FICTIONS LGBT
SUPER 8 1/2 de Bruce LaBruce : marge trash
Bruce (Bruce LaBruce) est une ancienne star du x, acteur et réalisateur, qui a tenté avec plus ou moins de succès de se reconvertir dans un cinéma d’auteur underground. Désormais légèrement has been, passant ses journées à picoler et à se laisser sombrer devant l’oeil plus ou moins attentif de son boyfriend Pierce (Klaus Von Brücker), il croit en la possibilité d’un comeback alors qu’une réalisatrice d’avant-garde, Googie (Stacy Friedrich), s’intéresse à sa personnalité hors-norme. Entre screen tests et documentaire, Bruce partage ses états d’âmes devant la caméra, élaborant une sorte d’auto-portrait. Des extraits de ses films emblématiques (mêlant icônes trash et scènes x) ponctuent le récit alors que Googie parcourt les rues, toujours à l’affût de nouveaux sujets à filmer. Elle propulse ainsi sur le devant de la scène les Friday Sisters, deux strip-teaseuses sans limites qui deviennent les héroïnes de films barrés et cultes. A travers Bruce et toutes les icônes de Googie, c’est le portrait d’une génération fucked up qui est dévoilé. Génération en roue libre qui s’illustre dans toutes sortes d’excès. Génération sans tabou mais fragile, exploitée, utilisée et oubliée…

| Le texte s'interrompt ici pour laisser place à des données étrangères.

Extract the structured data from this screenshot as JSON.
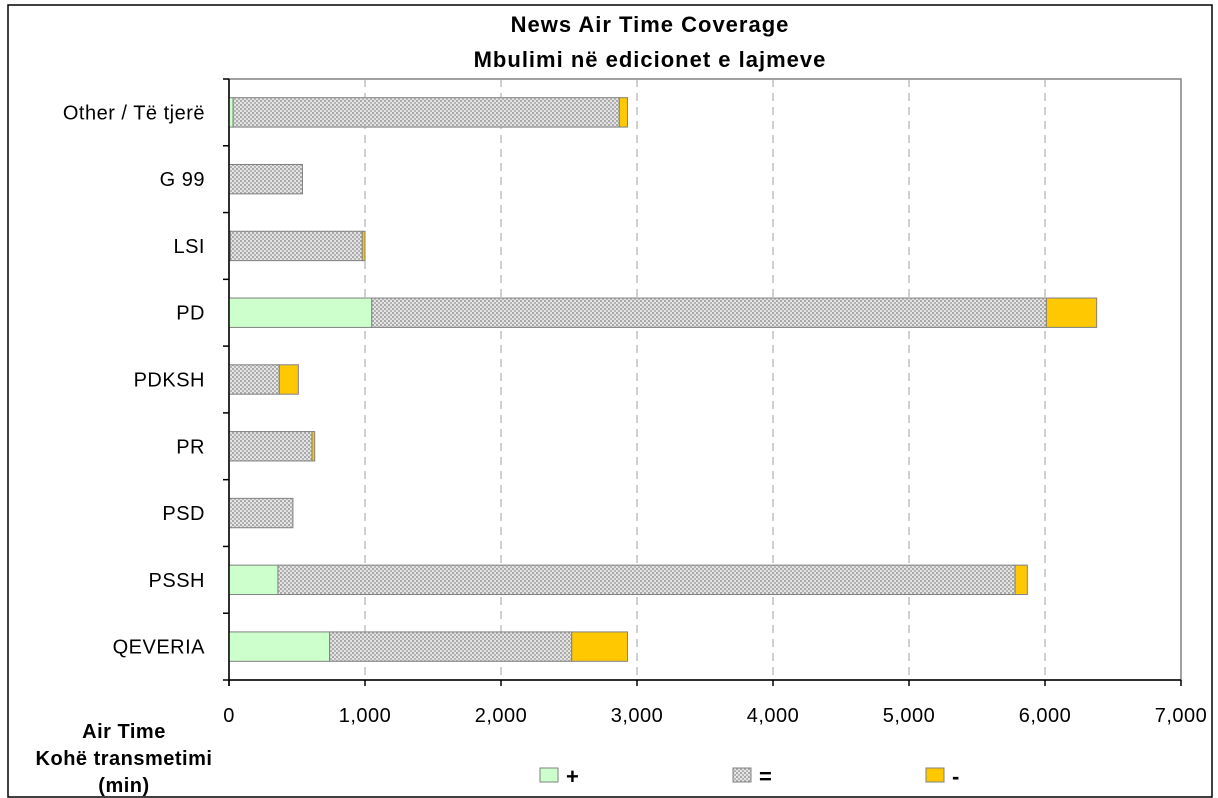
{
  "chart_data": {
    "type": "bar",
    "orientation": "horizontal",
    "stacked": true,
    "title": "News Air Time Coverage",
    "subtitle": "Mbulimi në edicionet e lajmeve",
    "xlabel_lines": [
      "Air Time",
      "Kohë transmetimi",
      "(min)"
    ],
    "ylabel": "",
    "categories": [
      "Other / Të tjerë",
      "G 99",
      "LSI",
      "PD",
      "PDKSH",
      "PR",
      "PSD",
      "PSSH",
      "QEVERIA"
    ],
    "series": [
      {
        "name": "+",
        "color": "#ccffcc",
        "values": [
          30,
          0,
          10,
          1050,
          0,
          0,
          0,
          360,
          740
        ]
      },
      {
        "name": "=",
        "color": "#c8c8c8",
        "pattern": "dotted",
        "values": [
          2840,
          540,
          970,
          4960,
          370,
          610,
          470,
          5420,
          1780
        ]
      },
      {
        "name": "-",
        "color": "#ffc800",
        "values": [
          60,
          0,
          20,
          370,
          140,
          20,
          0,
          90,
          410
        ]
      }
    ],
    "xlim": [
      0,
      7000
    ],
    "xticks": [
      0,
      1000,
      2000,
      3000,
      4000,
      5000,
      6000,
      7000
    ],
    "xtick_labels": [
      "0",
      "1,000",
      "2,000",
      "3,000",
      "4,000",
      "5,000",
      "6,000",
      "7,000"
    ],
    "grid": {
      "vertical": true,
      "style": "dashed"
    },
    "legend_position": "bottom"
  }
}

Avec son titre en clin d’oeil à une célèbre oeuvre de Fellini (mais faisant aussi référence à bien d’autres choses progressivement dévoilées au fil du film) , Bruce La Bruce joue le provocateur de service et délivre une oeuvre inclassable, complètement barrée et foutraque. Il faut s’accrocher à ce long-métrage qui ne cherche jamais à se faire aimer et qui ne se refuse aucun délire. Le personnage central est celui de Bruce, campé par Bruce LaBruce lui-même (façon de semer la confusion chez les amateurs du cinéaste qui campe ici un personnage à la fois très proche et loin de lui), sorte de pâle copie d’Andy Warhol (le poster de l’artiste est au centre de sa chambre). Que reste-t-il de l’esprit de la Factory et de ses muses déglinguées ? Peut-on encore être underground au coeur des années 90, loin de la frénésie et de la libération des 70’s ? A la fois sympathique et franchement pathétique, Bruce n’est plus que l’ombre de lui-même, tentant un retour qui apparaît de plus en plus impossible.

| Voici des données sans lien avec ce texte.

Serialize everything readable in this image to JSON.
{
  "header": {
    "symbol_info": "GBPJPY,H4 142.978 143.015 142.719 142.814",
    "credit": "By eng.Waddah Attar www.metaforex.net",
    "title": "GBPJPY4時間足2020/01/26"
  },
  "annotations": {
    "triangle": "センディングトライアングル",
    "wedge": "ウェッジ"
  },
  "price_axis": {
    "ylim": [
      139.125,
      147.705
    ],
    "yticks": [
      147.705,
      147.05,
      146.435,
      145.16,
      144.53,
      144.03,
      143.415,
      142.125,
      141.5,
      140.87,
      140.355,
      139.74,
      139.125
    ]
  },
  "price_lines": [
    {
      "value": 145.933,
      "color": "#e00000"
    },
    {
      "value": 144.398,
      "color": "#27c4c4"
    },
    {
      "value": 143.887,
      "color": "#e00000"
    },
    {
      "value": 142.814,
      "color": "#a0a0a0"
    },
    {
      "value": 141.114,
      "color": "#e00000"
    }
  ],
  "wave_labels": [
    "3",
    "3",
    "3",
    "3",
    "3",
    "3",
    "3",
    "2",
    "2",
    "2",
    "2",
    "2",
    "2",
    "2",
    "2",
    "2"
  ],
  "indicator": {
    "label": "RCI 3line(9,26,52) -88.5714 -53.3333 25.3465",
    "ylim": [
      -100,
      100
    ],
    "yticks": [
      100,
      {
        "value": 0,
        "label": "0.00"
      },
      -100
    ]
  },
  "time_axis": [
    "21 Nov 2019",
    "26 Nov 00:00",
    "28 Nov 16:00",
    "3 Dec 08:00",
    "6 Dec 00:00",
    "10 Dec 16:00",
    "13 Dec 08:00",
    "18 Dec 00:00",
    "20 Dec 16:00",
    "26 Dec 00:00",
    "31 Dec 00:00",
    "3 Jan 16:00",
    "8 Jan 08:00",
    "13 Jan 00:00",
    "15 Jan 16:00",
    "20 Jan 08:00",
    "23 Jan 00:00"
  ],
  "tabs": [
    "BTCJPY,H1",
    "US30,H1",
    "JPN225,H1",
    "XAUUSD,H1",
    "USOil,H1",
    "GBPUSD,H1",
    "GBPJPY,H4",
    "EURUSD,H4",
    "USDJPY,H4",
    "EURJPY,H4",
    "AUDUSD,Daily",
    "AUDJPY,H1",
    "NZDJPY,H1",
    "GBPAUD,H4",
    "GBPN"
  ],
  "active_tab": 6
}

Si Bruce LaBruce est devenu un réalisateur culte, ce n’est pas pour rien. Il est l’un des rares cinéastes à ne se poser aucune limite, à dire fuck à toutes les normes et à tout oser. Dans la peau de Bruce, il n’hésite ainsi pas à se mettre en scène dans des fragments pornos durant lesquels il gratifie ses partenaires de fellations, agrémentées de regards face caméra. Provoc constante, second degré omniprésent et à la surprise générale une véritable sensibilité, un regard à la fois tendre et amusé sur des marginaux paradoxalement libres et cloisonnés. Personnalités et artistes impulsifs s’embarquant dans des projets cheap et no limit, les personnages se voient malgré eux enfermés dans des cases, deviennent l’objet d’interprétations douteuses et sont instrumentalisés par la presse.
Super 8 1/2 mêle habilement divertissement trash (les extraits de films de Bruce et Googie sont souvent hilarants comme ce « Submit to my finger » où les Friday Sisters, duo lesbien, maltraitent un jeune homme en le dépucelant du derrière à l’aide d’un révolver et d’un gode-ceinture) et réflexion sur l’art, le statut d’icône (Bruce passe son temps à regarder un film avec Elisabeth Taylor, star ultime, mythe ayant succombé à une forte déchéance physique).Egalement en toile de fond, la romance déchue entre Bruce et Pierce. Histoire d’amour inexplicable s’apparentant à un long lendemain de cuite.
Sensations et émotions contradictoires, beauté et décadence, maitrîse et dérive : Super 8 1/2 est une oeuvre singulière, indomptable et fascinante. A découvrir.